I’m constantly amazed how often Genesis provides the perspective our culture needs to put its most pressing challenges into perspective. That includes the political divisions tearing our Western countries apart. (See “The Answer for a Culture in Chaos,” p. 48.)

In humanity’s rush to dethrone the Creator, they’ve raised up many different idols over the centuries. Our contemporary culture is too savvy to name their gods, so they refer to them by pseudonyms like NO AUTHORITY.

But it’s impossible to make sense out of life—or to bring justice and peace—without authority. God didn’t structure the universe to run in a vacuum, and every authority except God’s authority ultimately leads to frustration and ruin.
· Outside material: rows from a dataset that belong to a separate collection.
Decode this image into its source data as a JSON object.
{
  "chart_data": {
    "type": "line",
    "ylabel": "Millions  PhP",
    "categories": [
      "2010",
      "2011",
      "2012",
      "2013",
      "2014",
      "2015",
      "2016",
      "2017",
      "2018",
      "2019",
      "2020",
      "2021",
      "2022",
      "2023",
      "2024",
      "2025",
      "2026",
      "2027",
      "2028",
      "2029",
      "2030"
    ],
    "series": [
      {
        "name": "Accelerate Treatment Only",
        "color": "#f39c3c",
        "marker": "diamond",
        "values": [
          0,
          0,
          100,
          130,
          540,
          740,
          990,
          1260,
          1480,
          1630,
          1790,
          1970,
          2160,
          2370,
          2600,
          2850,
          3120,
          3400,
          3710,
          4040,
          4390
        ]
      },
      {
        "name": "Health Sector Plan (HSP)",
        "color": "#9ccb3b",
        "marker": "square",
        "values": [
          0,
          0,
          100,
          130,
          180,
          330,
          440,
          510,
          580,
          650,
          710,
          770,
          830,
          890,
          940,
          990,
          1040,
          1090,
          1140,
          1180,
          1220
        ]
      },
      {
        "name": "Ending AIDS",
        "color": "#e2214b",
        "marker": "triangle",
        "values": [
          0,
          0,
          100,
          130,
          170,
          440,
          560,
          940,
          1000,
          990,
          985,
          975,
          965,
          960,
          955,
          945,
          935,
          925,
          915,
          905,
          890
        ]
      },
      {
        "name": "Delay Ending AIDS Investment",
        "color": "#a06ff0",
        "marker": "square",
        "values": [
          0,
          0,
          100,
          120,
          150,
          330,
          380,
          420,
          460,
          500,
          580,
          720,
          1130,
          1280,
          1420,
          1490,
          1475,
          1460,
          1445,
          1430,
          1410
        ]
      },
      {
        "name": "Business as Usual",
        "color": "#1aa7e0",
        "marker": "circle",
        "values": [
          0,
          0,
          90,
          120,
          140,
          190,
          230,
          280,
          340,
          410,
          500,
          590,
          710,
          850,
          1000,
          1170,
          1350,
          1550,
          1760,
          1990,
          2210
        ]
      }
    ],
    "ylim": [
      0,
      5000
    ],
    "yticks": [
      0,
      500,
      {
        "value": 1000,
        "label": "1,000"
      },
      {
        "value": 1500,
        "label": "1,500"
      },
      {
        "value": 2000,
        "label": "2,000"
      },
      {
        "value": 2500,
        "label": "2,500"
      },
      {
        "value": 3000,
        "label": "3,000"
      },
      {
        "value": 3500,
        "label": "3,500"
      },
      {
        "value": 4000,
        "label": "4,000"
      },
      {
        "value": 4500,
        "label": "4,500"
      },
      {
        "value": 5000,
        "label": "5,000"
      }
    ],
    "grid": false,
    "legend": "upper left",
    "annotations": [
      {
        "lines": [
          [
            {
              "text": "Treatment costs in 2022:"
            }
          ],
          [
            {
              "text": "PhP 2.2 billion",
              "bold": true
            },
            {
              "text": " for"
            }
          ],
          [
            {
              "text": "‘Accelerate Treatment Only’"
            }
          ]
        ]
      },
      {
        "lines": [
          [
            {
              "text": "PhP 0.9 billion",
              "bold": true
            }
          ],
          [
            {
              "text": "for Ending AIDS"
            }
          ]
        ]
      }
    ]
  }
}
Emphasizing authority is so counterculture. Yet that’s just what we need to be shouting from the housetops.

There was a time when everyone understood the importance of authority, and the only question was which authority is best. The centurion summarized it well, when he explained why he turned to Jesus Christ: “For I too am a man under authority, with soldiers under me. And I say to one, ‘Go,’ and he goes, and to another, ‘Come,’ and he comes, and to my servant, ‘Do this,’ and he does it” (Matthew 8:9).

I enjoy working with biblical theologians who don’t hesitate to put the Creator on his throne and assert unflinchingly that his words are still best. Christians are involved in kingdom work, so we’d better make sure that we’re posting the King’s proclamations everywhere we go.

Answers in Genesis, the ministry behind this magazine, is all about “biblical authority.” That term doesn’t get much attention anymore. It simply means that every decision requires a decision-maker, and if we have access to a perfect decision-maker—who never makes mistakes and who claims to be our king who rules for our good— then we need to follow his authority. Any other authority will hurt us in the end.

It’s a message of love, it’s a message of truth, and it offers the only real hope for peace on earth. The problems are excruciatingly complex, but unless we start at the right place, in Genesis, how can we hope to solve them?